You have probably heard it many times already: don't eat too much red meat or processed foods. But research shows processed red meats, like bacon, hot dogs, and salami are the biggest problem.

Is canned tuna considered processed meat? ›

Processed foods: When ingredients such as oil, sugar or salt are added to foods and they are packaged, the result is processed foods. Examples are simple bread, cheese, tofu, and canned tuna or beans. These foods have been altered, but not in a way that's detrimental to health.

What is the most nutritious food for cancer patients? ›

Some of the best foods to eat during chemotherapy or other cancer treatments are plant-based proteins. They offer the highest levels of vitamins and minerals, Rajagopal says. This means eating lots of vegetables as well as beans, legumes, nuts and seeds.

What stops cancer cells from growing? ›

Tyrosine kinase inhibitors

Tyrosine kinases help to send growth signals in cells, so blocking them stops the cell growing and dividing. Cancer growth blockers can block one type of tyrosine kinase or more than one type. TKIs that block more than one type of tyrosine kinase are called multi TKIs.

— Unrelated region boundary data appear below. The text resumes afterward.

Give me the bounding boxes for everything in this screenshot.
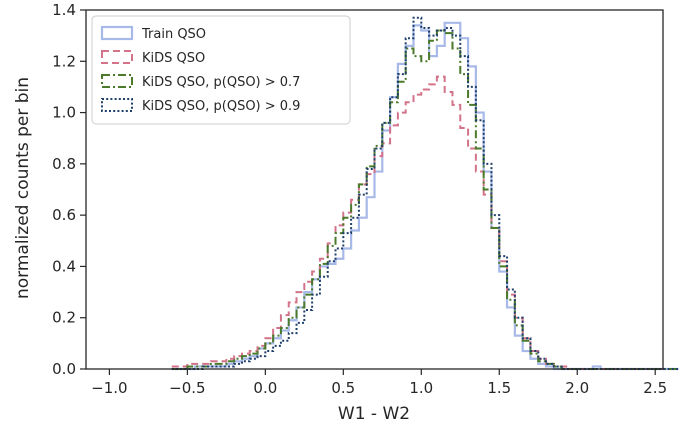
y-tick-label: 1.2 xyxy=(52,52,76,70)
legend-label-2: KiDS QSO, p(QSO) > 0.7 xyxy=(142,75,300,90)
y-tick-label: 0.8 xyxy=(52,155,76,173)
x-tick-label: 0.0 xyxy=(253,379,277,397)
legend-swatch-2 xyxy=(101,74,133,88)
series-line-1 xyxy=(171,75,679,370)
x-tick-label: 2.5 xyxy=(643,379,667,397)
legend: Train QSO KiDS QSO KiDS QSO, p(QSO) > 0.7 K… xyxy=(91,15,351,125)
legend-box xyxy=(91,15,351,125)
y-axis-title: normalized counts per bin xyxy=(13,77,33,299)
y-tick-label: 0.4 xyxy=(52,257,76,275)
legend-label-1: KiDS QSO xyxy=(142,51,205,66)
x-tick-label: −1.0 xyxy=(91,379,127,397)
legend-label-3: KiDS QSO, p(QSO) > 0.9 xyxy=(142,99,300,114)
legend-swatch-1 xyxy=(101,50,133,64)
x-tick-label: −0.5 xyxy=(169,379,205,397)
y-tick-label: 0.6 xyxy=(52,206,76,224)
series-line-3 xyxy=(171,16,679,370)
legend-swatch-0 xyxy=(100,25,134,41)
y-tick-label: 0.0 xyxy=(52,360,76,378)
x-tick-label: 1.0 xyxy=(409,379,433,397)
axes-layer: −1.0 −0.5 0.0 0.5 1.0 1.5 2.0 2.5 0.0 0.2 0.4 0.6 0.… xyxy=(52,1,667,397)
series-layer xyxy=(171,16,679,371)
x-axis-title: W1 - W2 xyxy=(338,404,410,424)
y-tick-label: 1.0 xyxy=(52,104,76,122)
x-tick-label: 2.0 xyxy=(565,379,589,397)
y-tick-label: 0.2 xyxy=(52,309,76,327)
legend-label-0: Train QSO xyxy=(141,27,206,42)
y-tick-label: 1.4 xyxy=(52,1,76,19)
series-line-2 xyxy=(171,29,679,370)
x-tick-label: 0.5 xyxy=(331,379,355,397)
x-tick-label: 1.5 xyxy=(487,379,511,397)
plot-frame xyxy=(85,9,664,370)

What is the best protein for cancer patients? ›

Meats – beef, chicken, fish, turkey, and lamb. Milk and cheese – yogurt, cottage cheese, and cream cheese. eggs.

What not to eat when you have cancer? ›

Foods for Cancer Patients to Avoid
  • Unpasteurized juice, cider, milk, yogurt or backyard eggs.
  • Refrigerated duck, chicken liver or other meat pate, since the organs used are not always cooked through and may harbor campylobacter or other bacteria.